How far do you agree with this statement? Introduction: In order to analysis the statement ‘The cinema spectator gazes, the TV viewer glances’ first you must understand the terms ‘gaze’ and ‘glance’. According to Chambers standard Dictionary (1972: 540, 552) a: Gaze: A fixed look, to look in wonder or admiration. Glance: A quick momentary view, to look with a sudden rapid cast of the eye. These definitions do give some indication of how viewers react to the cinema and TV. To say that you look in wonder or admiration in the cinema environment is true for reasons that will become apparent further into this essay.
The same can be said for the definition of glance. These definitions also seem to referrer to the importance of the medium in question. Is TV a ‘throw away ‘medium that is a mundane experience compared to the cinema which is something of a special event? If so, are there definite reasons for this? There are many different elements to be considered such as the context in which cinema and TV is presented and the form they follow. Context: TV vs. Cinema. Although they are both showing moving images the contexts in which they are presented are completely different.

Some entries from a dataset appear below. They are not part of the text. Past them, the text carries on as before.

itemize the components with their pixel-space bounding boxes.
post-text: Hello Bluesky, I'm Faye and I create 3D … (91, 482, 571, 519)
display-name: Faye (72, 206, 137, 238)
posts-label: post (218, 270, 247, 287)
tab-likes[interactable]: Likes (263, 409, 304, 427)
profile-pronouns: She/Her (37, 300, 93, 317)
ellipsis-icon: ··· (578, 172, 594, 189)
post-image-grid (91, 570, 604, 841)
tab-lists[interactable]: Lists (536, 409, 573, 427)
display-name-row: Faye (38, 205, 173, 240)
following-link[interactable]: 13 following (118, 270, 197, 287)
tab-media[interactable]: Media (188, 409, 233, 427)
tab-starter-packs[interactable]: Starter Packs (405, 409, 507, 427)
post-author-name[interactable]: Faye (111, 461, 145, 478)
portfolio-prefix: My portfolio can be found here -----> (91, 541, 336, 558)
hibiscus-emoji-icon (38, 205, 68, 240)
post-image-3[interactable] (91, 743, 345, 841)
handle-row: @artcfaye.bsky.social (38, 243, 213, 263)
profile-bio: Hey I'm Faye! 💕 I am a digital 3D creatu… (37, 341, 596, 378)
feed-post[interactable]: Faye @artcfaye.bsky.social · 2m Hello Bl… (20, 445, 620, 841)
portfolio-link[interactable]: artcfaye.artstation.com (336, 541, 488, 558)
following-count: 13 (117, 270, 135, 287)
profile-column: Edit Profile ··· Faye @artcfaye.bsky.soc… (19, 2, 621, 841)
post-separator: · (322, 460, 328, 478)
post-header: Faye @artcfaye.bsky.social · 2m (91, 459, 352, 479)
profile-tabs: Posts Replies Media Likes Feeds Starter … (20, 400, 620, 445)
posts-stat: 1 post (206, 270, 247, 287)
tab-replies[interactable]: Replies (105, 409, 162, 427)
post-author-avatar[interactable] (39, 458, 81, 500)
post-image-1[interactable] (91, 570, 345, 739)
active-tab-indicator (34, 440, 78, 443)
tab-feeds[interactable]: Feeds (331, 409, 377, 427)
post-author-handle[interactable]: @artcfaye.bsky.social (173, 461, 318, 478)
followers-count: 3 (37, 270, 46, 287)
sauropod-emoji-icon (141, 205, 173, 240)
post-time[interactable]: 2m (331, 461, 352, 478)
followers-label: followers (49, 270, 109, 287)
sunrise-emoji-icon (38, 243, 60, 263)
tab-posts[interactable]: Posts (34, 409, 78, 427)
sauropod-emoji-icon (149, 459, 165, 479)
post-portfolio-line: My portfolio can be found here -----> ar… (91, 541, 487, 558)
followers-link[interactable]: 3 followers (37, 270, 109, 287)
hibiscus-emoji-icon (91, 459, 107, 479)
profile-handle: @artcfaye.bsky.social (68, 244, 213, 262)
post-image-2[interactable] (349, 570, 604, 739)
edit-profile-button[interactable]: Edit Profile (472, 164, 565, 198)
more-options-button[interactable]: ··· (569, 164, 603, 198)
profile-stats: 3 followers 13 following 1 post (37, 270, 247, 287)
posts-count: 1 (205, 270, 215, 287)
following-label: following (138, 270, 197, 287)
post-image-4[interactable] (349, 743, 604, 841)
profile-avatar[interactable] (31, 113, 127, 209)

The cinema is a public place where people attend screenings of films; this is the only reason why a cinema is built. Occasionally there are other attractions such as shops or bars but its primary role is the screening of new movies. Because of this it is seen as an event to visit a cinema, the excitement of seeing a movie for the first time. The cinema is designed with no distractions, prior to the film being shown the audience is shown a brief advert inadvertently asking them not talk during the film, to switch off mobile phones in order that them do not disturb other members of the audience while they are concentrating on the main feature.
In this sense the audience are already gazing at the screen, the cinema is in darkness so there is nothing else to distract them. The screen, the sound system and the picture quality are all larger than life, when a movie begins, particularly an action movie, the audience is encouraged to watch intently. Because of the size of the screen, the quality and volume of the sound all the senses are focus on one thing, the ‘Big’ screen. Finally, because the cinema is a public place, social convention dictates certain behaviour.
Certain noise such as laughter in a comedy is accepted however the reason why viewers go to a cinema is to watch the film they have chosen to pay to see. TV is viewed in private homes; it is an accessory as opposed to the main focus of domestic life. It is viewed everyday which can make it become a rather mundane activity, with repeats of programmes already viewed, older films and soap operas. The majority of TV viewers do not watch TV in the dark because of the context in which it is seen. At home there are many distractions which would make this impractical.
Because the TV is usually found in the main living area of the home it is not practical to view it in the dark. The average TV set is small in comparison with a cinema screen; it therefore is easier to be distracted from what is being shown. This element coupled with domestic life and what that involves it is a fair assumption to make that TV is harder to concentrate on than cinema. But are these the only differences between the two mediums which mean viewers pay more attention in a cinema setting? The Form of TV and Cinema: TV is presented on average in 30 minute segments which involve ether fragments of narratives or multiple narratives.
Although they are consistent, in the example of soap operas they are ongoing narratives in order to keep the viewers watching over long periods of time. With cinema, a whole narrative is shown, a story from beginning to end. Though, in the case of sequels there may be a continuation of the primary narrative the film itself is a single narrative in its own right. TV also has to cater for a general audience, meaning there are points of interest for everyone who may be watching, cinema and films are there purely for the viewers who want to watch.
Attending the showing of a film is a conscious decision as apposed to watch TV which is a convenient distraction. Going to the cinema is an event; it is not something that is done everyday which is the case for TV. When going to the cinema, you are making a decision to pay to watch a film that you ‘want’ to see. The desire to see something that you are interested in and the expectation of what you are going to see is what motivates you to leave the safe viewing space of your home to watch a film, hopefully with like minded people in a public place.
It can be an intense experience, particularly in the case of a film which has been anticipated some time, to be transported to a fantasy world, to watch characters you identify with in surroundings that are unfamiliar. The actors/characters on the screen are larger than life in both senses, they are untouchable stars who are not part of everyday life while at the same time they appear ten feet tall in stereo sound, and they are quite literally looked up to. TV revolves around ‘personalities’, the stars of the small screen, and for the most part they are everyday, down to earth people.